Yes, the conversation of brand-name clothing for our kids is rooted heavily in privilege. Many families can only dream of brand-NEW much less brand-name clothing. Nonetheless, it seems to me that looking a certain way that aligns with the developing personal brand seems to be as important as it was in the ‘90s.
Plus, the styles seem as ridiculous as they always have been. Kids walk around wearing tall socks with their Crocs feeling like fashion royalty while we parents wrinkle our noses. THAT’S what’s cool? Ha.
I think it’s developmentally important for kids to feel uncomfortable and to learn how to cope with that discomfort. A few wellplaced name-brand items can ease the rocky social path of adolescence. Being teased is part of life and we need to be able to handle it. But where do we draw the line between teasing and bullying?
The No. 1 job of an adolescent is to develop an identity among his or their peers. Brand names or stylish clothes in a general sense—when not used as a social crutch—can certainly provide a foundation on which kids can build feelings of normalcy.
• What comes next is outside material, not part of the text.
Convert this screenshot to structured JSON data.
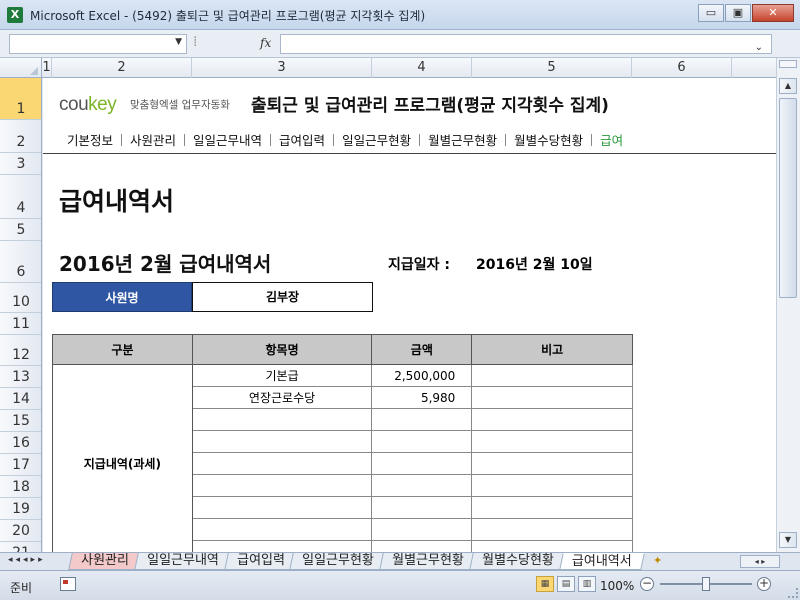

Wearing brand-name clothing is important to lots of teens and giving into buying a few unreasonably-priced items in a popular brand can help your kid feel at ease and part of the group. They can get lots of “social cred” without breaking your bank on an entire wardrobe of brand names. Does identity and being included come from what we wear? Of course not. But when we’re 13 years old, it’s a part of that concept whether we like it or not. It seems like a pretty easy shortcut to acceptance that only helps create a foundation for the REAL ways we build our identities and social circles: personality, values, senses of humor and more.
I don’t want my kid to build her identity and image around what she wears, but the reality is that life does, in fact, demand a certain outfit sometimes. Why pretend it doesn’t?